Cumhuriyetimizin 90. Yılını kutladığımız şu günlerde iki ulusal gazetemizde çıkan resimli haberler kutlama sevincimi bir anda üzüntüye dönüştürdü. Bir yurt içinden, diğeri de yurt dışından olmak üzere korku filmlerini anımsatan bu resimli haberlerde kadınlarımızı nelerin beklediğini görmek üzüntüsünün ötesinde beni çok da ürkütüyor. Balıkesir Mecit Ataklı İlk ve Ortaokulu Türkçe Öğretmeni Elif K…’nın çarşafvari bir kıyafetle derse girdiğine mi şaşırayım ve aynı öğretmenin velilerin iddialarına göre iktidarın kaldırdığı andımızı bir grup öğrencinin okumasına sinirlenip, öğrencilerini tokatlaması ve hatta ikisinin başını duvarlara vurmasına mı üzüleyim bilemedim. Hele yurtdışı haberlerinde; İngiltere’nin üç büyük üniversitesi Birmingham Metropolitan Koleji’nin Müslüman öğrencilerinin kimliklerini belirlenmemesinin güvenlik riski yarattığını savunarak kampüste peçe takılmasını yasaklaması üzerine, üniversite öğrencilerinin internet üzerinden 48 saatte 9 bin imza toplaması sonucu üniversite pes ederek yasağı geri almış olması bana da pes dedirtti.

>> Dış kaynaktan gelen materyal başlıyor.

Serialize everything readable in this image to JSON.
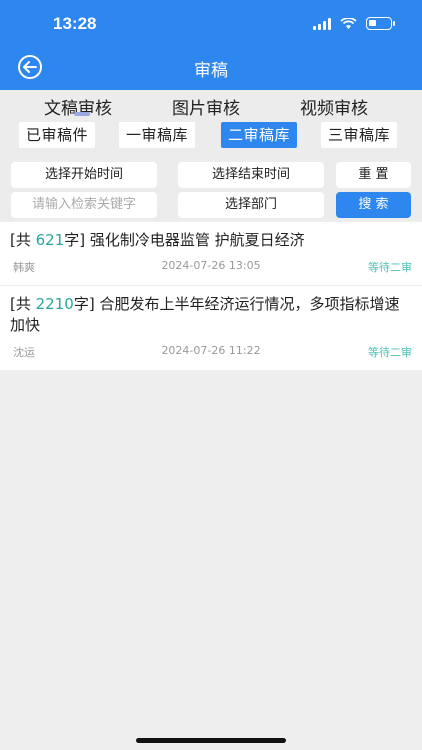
{
  "status_bar": {
    "time": "13:28"
  },
  "header": {
    "title": "审稿"
  },
  "main_tabs": [
    "文稿审核",
    "图片审核",
    "视频审核"
  ],
  "sub_tabs": [
    "已审稿件",
    "一审稿库",
    "二审稿库",
    "三审稿库"
  ],
  "filters": {
    "start_time": "选择开始时间",
    "end_time": "选择结束时间",
    "reset": "重 置",
    "search_placeholder": "请输入检索关键字",
    "department": "选择部门",
    "search": "搜 索"
  },
  "items": [
    {
      "prefix": "[共 ",
      "count": "621",
      "suffix": "字] ",
      "title": "强化制冷电器监管 护航夏日经济",
      "author": "韩爽",
      "date": "2024-07-26 13:05",
      "status": "等待二审"
    },
    {
      "prefix": "[共 ",
      "count": "2210",
      "suffix": "字] ",
      "title": "合肥发布上半年经济运行情况，多项指标增速加快",
      "author": "沈运",
      "date": "2024-07-26 11:22",
      "status": "等待二审"
    }
  ],
  "colors": {
    "brand": "#2e86ef",
    "count": "#2aa79b",
    "status": "#4ec2b4"
  },
  "battery_level": 0.35
}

1959-1964 yılları arasında açtığım yurtdışı sergilerimin birinde yabancı bir diplomatın bana da sorduğu "Peçenizi ne zaman takıyorsunuz?” sualine esprili bir cevap olarak; "Uyurken gözlerime ışık girmesin diye akşamları takıyorum” deyip bizleri Arap kadınları ile karşılaştırmamalarını, Türk kadınlarının modern kılık kıyafetlerle benim gibi sadece sanatta değil her meslekte yer aldıklarını anlatmaya çalıştım.

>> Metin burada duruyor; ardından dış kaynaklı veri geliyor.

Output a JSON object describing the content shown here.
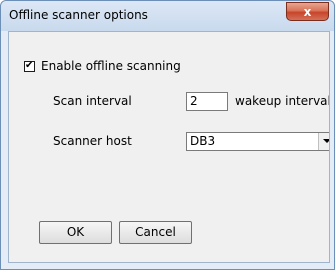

Yurtiçi sergilerimin birinde de çarşaflı bir kadın gelip; "Benim böyle çarşafa büründüğüme bakmayın, kocamın zoruyla bu kılıktayım. Kocam benim dünya ile alakamı kesmek istiyor ama ben günde 8 gazete okuyarak etrafımda neler olup bitiyor anlıyorum. Sokağa çıkmamı bile yasakladığı halde ben bu yasağı deldim ve bizim yolumuzu aydınlatan kadınlarımız olan sizi alnınızdan öpmeye geldim” dedi. Şimdi ben de O’nun gibi olup yolunu bulamayan kadınlarımıza soruyorum? Sizin yolunuzu karartanlar kim??? Her şeye rağmen 29 Ekim günü tüm evlerde asılı gördüğüm bayrağımız ve her sene olduğu gibi devasa bayrağımızı tutan binlerce eli gördükçe ve de Belediye Başkanımızın coşkulu konuşmasını Kıraç’ın müthiş konserini haber veren havai fişeklerin gökyüzüne yayılan artistik görüntüsü bana tüm kuruntularımı unutturdu.